ガラパゴス通信リターンズ

3文社会学者の駄文サイト。故あってお引越しです。今後ともよろしく。

民族の祭典

2008-08-26 07:14:13 | Weblog
 日本人は異常にオリンピックが好き。時差が7時間あったアテネの時でさえ、ヨーロッパの人たちの2倍オリンピックの中継をみていたそうです。1932年のロサンゼルスオリンピックで日本は、「実感放送」という奇妙なことをやっています。現場からの中継ではなく、スタジオに帰ったアナウンサーがその日の競技の模様を再現したものです。これが海外のラジオ局がオリンピックを中継し最初のケースだそうです。

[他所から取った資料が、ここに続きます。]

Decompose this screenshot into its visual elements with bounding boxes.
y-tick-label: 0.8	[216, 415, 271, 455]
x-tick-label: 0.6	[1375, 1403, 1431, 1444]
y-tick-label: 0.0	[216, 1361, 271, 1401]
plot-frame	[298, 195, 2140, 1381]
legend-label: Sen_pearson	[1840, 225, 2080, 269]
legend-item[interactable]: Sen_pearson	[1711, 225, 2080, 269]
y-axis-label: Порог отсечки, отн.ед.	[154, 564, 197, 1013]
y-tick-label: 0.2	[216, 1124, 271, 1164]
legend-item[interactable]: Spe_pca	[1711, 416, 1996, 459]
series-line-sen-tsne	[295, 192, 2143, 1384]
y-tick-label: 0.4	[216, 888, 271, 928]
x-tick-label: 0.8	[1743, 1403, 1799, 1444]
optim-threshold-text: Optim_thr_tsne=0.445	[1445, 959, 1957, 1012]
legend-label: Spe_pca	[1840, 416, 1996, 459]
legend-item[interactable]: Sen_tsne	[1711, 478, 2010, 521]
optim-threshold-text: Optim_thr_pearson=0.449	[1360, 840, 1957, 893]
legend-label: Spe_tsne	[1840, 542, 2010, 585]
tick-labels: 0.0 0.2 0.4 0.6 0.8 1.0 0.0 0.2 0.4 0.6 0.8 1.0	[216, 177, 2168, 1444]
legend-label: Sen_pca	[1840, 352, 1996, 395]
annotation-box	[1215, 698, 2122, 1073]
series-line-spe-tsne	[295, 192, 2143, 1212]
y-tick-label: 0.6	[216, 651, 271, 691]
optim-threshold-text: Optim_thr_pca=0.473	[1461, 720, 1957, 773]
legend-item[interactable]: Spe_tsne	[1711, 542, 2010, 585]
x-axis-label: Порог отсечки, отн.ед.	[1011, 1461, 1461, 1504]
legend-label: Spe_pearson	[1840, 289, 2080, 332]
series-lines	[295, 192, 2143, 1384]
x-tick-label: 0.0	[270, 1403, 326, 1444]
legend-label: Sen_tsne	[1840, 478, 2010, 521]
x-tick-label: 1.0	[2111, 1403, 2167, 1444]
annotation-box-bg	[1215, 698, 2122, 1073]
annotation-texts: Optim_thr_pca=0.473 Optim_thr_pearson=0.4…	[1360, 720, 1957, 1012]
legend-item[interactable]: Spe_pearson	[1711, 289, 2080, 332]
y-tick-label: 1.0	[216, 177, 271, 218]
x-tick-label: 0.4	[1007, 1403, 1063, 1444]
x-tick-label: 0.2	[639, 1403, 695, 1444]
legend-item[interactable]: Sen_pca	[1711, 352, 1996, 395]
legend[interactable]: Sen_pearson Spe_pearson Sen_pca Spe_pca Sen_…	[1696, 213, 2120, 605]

 何故日本はオリンピックの中継にこの時力を入れたのか。1932年は満州事変の翌年。孤立した日本政府はオリンピックを宣伝材料に使うことを思いつき、選手団の強化につとめます。その結果日本選手団は水泳を中心に華々しい勝利を収めています。馬術のバロン西の金メダルもこの大会。そして文部省は選手にフェアプレーに徹するよう指導します。日本に対する好印象を世界に与えるためです。日本選手のフェアプレー精神はしばしば賞賛の対象となりますが、その起源が邪悪な侵略戦争を糊塗するところにあったというのは皮肉なことです。

 五輪といいますが、戦前のオリンピックは欧州とアメリカのもの。1.5輪でしかありません。つまり五輪は「文明」国の祭典。そこで存在感を誇示して、満州侵略が「文明」的なものであることを当時の日本は世界に訴えたかったのでしょう。東京オリンピックは戦後復興をとげた日本が先進国の仲間入りをしたことを世界に誇示するイベントでした。日本人のオリンピック好きは、様々な国を文明/半開/未開に区別し、本来平等であるはずの諸民族を等級化する意識と深いつながりをもつものであるといえます。

 経済発展をとげ、「半開」から「文明」の段階に参入したことを証するイベントとしてオリンピックを利用した点で、日中韓は共通しています。日本が韓国に負けた時の日本人のヒステリックな反応は、韓国人の手によって日本が「半開」の地位に引きずり下ろされたという恐怖感のあらわれのようにみえます。そして韓国人の過剰な歓喜のなかには、その反対の心理をみることができるでしょう。